Sounds like the battery simply can’t supply enough watts and you’re power throttled unless you physically remove it.

Maybe report it to the kernel team? It’s likely a one-liner logic error somewhere…

Unless the battery is HUGE it’s not likely rated for 200+ watts continuous discharge

I know that if the ac adapter is connected and the battery is in the laptop, it can pull 200+ watt’s. I know this because sometimes it works, it’s just to replicate I have turn the laptop off 1-100 times and cross my fingers which make it not usable so something between the bios/kernel/os/tlp is off.

When the laptop is properly working this is what would happen in say The Witcher 3. Plugged into AC the game will run at 60 FPS stable, then when I unplugged the ac adapter the game drops to 30-40 fps. In this state I can continually disconnect reconnect. This is TLP switching Power Source from AC to battery and back and forth. That’s how it’s supposed to work.

However most the time PC boots and you get 12-15 fps even plugged into the AC adapter, unless you remove the battery. Even the desktop is slow in this situation. I was right in my guess about the Power Source in TLP.

State = enabled
RDW state = enabled
Last run = 07:22:31 PM, 525 sec(s) ago
Mode = AC
Power source = AC

This is what I got when removing the battery.
I could connect the battery again at check this status when in the rare chance it boots into the right power mode with the ac adapter.
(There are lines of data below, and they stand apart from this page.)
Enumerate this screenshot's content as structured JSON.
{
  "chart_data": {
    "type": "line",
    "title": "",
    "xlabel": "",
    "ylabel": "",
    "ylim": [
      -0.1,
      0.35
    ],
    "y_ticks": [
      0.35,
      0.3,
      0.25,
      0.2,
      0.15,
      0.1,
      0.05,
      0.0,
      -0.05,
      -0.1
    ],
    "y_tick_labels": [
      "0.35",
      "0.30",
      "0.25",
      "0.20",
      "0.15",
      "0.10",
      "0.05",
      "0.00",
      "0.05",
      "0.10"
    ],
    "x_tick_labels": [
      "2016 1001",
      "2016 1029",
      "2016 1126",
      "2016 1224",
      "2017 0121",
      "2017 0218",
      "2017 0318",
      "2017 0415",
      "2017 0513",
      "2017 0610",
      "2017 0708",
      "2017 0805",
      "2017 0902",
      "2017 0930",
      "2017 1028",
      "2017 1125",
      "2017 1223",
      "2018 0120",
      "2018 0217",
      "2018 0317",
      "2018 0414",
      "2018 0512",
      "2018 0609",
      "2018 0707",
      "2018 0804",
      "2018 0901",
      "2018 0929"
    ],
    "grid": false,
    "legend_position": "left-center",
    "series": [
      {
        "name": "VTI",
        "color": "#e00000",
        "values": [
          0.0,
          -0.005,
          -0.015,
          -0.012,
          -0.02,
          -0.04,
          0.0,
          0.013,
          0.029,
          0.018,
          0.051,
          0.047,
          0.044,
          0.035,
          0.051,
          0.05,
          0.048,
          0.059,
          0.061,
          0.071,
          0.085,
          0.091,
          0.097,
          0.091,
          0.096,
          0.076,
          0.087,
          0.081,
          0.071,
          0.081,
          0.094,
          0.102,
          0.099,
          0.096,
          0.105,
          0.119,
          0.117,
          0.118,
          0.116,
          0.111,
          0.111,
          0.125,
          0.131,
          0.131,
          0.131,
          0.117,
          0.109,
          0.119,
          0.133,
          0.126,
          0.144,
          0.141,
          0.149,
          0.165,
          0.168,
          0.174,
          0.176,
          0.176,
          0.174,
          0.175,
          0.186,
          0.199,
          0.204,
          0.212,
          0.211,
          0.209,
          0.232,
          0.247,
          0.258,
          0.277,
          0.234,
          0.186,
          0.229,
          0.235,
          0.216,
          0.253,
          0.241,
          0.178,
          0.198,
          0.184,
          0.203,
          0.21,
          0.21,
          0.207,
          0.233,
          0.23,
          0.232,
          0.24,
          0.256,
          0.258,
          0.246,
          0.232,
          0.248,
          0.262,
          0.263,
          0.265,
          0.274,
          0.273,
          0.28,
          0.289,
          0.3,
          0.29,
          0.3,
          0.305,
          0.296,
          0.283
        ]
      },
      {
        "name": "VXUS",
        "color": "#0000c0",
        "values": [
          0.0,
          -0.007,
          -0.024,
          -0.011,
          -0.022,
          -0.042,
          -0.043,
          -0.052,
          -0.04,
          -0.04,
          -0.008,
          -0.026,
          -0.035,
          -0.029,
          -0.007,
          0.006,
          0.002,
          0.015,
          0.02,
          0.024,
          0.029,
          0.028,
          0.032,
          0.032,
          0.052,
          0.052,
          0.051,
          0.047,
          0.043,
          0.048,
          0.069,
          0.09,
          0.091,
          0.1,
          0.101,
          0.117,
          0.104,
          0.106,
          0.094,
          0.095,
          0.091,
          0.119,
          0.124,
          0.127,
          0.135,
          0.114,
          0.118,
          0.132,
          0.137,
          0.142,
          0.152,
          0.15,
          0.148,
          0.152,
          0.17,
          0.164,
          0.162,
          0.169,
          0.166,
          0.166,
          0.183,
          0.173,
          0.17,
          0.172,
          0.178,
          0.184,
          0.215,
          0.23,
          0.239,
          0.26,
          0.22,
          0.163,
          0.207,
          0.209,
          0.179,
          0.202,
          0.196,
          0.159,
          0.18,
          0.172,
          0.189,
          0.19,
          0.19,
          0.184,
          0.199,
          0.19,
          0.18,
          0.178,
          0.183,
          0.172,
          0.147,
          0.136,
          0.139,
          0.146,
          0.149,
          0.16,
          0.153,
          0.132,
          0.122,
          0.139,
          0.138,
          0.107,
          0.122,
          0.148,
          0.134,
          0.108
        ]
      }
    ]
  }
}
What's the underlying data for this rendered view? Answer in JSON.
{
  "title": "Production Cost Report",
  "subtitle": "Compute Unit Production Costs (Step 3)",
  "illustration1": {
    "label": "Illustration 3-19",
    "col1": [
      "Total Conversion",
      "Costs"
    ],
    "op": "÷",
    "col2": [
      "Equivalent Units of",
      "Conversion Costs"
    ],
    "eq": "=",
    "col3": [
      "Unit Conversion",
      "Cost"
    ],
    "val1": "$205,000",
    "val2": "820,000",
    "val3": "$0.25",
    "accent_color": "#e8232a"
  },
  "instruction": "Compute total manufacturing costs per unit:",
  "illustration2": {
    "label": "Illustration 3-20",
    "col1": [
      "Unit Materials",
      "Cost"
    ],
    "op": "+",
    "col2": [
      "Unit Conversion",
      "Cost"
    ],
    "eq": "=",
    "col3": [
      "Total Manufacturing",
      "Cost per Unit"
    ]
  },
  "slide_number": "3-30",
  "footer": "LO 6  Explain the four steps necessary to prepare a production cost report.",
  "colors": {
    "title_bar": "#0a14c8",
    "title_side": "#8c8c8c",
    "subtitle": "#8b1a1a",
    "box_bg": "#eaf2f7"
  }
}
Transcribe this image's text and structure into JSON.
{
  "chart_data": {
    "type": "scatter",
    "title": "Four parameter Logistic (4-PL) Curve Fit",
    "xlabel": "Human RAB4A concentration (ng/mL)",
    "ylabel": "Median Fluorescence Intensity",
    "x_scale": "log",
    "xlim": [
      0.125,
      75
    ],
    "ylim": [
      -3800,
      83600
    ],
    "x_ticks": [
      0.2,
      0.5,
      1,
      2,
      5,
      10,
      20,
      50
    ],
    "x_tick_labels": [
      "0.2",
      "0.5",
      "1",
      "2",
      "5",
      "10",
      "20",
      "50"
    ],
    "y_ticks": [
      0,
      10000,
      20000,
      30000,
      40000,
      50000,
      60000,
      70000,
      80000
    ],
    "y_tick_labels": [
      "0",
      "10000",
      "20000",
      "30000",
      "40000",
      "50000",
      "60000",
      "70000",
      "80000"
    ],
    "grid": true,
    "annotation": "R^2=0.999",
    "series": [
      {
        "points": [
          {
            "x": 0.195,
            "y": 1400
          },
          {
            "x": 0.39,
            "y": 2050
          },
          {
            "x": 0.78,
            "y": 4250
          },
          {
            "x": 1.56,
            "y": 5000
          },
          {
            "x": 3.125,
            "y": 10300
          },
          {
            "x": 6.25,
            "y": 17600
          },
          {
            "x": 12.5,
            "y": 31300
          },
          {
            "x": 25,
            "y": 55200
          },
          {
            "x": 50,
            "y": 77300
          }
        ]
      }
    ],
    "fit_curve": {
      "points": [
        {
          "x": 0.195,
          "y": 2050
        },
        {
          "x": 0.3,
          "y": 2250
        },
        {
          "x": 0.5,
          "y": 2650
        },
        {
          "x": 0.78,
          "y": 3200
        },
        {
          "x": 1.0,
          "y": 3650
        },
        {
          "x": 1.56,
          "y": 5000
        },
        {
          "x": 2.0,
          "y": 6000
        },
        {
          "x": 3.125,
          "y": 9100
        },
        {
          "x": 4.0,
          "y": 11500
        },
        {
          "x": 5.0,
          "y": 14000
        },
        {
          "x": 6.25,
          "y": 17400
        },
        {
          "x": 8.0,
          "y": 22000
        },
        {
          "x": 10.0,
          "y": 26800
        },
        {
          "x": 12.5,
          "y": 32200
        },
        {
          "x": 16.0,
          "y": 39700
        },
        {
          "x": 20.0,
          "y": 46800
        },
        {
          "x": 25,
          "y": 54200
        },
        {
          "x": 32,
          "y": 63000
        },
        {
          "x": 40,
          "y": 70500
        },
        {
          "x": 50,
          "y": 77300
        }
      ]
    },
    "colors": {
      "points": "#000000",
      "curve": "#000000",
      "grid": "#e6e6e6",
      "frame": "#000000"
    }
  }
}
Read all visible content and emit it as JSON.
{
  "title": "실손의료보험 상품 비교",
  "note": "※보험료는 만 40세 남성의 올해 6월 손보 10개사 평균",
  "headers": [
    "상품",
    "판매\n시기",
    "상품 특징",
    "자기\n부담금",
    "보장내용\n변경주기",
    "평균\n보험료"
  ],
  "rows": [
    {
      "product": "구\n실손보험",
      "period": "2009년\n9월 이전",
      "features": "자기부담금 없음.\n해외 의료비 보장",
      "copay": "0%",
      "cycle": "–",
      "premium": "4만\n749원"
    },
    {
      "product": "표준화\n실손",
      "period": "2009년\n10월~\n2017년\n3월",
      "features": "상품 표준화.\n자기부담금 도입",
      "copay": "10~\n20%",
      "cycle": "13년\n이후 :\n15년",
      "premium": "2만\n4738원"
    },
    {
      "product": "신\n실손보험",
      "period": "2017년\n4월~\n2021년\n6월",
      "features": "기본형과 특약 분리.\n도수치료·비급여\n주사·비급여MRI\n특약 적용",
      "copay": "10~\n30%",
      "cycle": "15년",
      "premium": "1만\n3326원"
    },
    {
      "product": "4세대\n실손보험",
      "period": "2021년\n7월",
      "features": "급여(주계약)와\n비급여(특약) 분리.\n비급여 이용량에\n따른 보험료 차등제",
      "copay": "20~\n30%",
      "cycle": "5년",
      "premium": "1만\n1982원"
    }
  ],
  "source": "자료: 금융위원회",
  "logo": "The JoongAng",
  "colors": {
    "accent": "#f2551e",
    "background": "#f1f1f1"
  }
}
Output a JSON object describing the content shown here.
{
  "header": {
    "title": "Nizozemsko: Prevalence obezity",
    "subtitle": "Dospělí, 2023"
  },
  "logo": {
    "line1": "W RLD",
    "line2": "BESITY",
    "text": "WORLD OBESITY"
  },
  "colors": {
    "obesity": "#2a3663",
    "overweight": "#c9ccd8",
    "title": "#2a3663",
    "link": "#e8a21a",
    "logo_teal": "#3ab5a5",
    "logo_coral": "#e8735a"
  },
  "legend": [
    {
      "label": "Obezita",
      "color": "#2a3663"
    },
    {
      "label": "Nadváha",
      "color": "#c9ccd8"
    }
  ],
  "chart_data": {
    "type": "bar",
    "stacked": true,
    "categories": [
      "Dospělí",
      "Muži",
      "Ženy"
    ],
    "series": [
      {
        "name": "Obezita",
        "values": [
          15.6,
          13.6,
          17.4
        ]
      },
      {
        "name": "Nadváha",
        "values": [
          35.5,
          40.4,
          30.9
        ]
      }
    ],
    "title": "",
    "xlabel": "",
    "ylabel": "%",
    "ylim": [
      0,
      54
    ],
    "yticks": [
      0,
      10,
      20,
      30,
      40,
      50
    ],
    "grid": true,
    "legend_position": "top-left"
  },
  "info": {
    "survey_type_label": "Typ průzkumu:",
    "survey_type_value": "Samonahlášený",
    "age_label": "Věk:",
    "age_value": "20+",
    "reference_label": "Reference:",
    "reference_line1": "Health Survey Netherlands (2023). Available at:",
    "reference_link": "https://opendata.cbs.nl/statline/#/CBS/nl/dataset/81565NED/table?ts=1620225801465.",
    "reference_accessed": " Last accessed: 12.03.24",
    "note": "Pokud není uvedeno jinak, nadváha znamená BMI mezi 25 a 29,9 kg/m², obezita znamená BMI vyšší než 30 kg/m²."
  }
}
Basically I’m wondering if they’re is a way to change Power Source =
in the

sudo nano /etc/default/tlp , but nothing I’ve messed with seems to consistently trigger the effect needed.

This is what I currently have

# Set to 0 to disable, 1 to enable TLP.
# Default: 0
TLP_ENABLE=1

# Operation mode when no power supply can be detected: AC, BAT.
# Concerns some desktop and embedded hardware only.
# Default:
TLP_DEFAULT_MODE=AC

# Operation mode select: 0=depend on power source, 1=always use TLP_DEFAULT_MODE
# Hint: use in conjunction with TLP_DEFAULT_MODE=BAT for BAT settings on AC.
# Default: 0
TLP_PERSISTENT_DEFAULT=1

AC adapter specs are such “330W 19.5V 16.9A”

So I put the battery back in and got it in the right power source

Power source = AC

Note that the battery was at 100% charge. Maybe battery needs to be at 100% to be consistent. I’ll try testing.

Yeah, but it works in windows(?). OP seems to imply it only happens in linux?

There’s likely some logic that’s messed up somewhere (on the linux power management side) with the decision to limit power draw based on being “on battery” as opposed to being “on battery without additional AC”, that the Windows driver/whatever gets right.

Apparently

I discovered partly what’s happening

Laptop with Battery installed

If I boot at 100% battery mode, everything works perfectly. I can even disconnect the ac adapter and reconnect ac adapter without issue.

If I boot with the ac adapter with anything other then 100%, it will boot into battery mode with slower performance then with the steps above, slower and basically unusable. Also the laptop will never charge.

If I boot without 100% and ac adapter, the desktop will be quick and snappy in battery mode, but if I reconnect the ac adapter it will still never charge.

Instead I would need to turn the PC off and wait for AC adapter to fully charge the battery.

Basically as it is I need to always turn the PC on with 100% charge plugged into AC. From this point the laptop is always usable until I do a shutdown where I must again wait tell the battery is at 100% charge before next boot.

Lastly I need to see how this work with external monitors. I’ve also noticed that external monitor refresh rates mess with the power mode.

Typically displays have some default refresh rate that a computer on boot will load for a split second. I’ve ran into issues when this default is something like 50hz or 30hz. Mess up the power mode and put the laptop into a slow unusable power state.

Actually Windows had an issue in the past with the battery as well, but I don’t plan on ever using it anyway so I don’t care.

At the end of the day if they’re is anyway of fixing the issue with TLP it has to do with

Power source = battery

I need to know a command for tlp that changes Power Source or a setting to change in

/etc/default/tlp

If anyone ever discovers a fix let me know.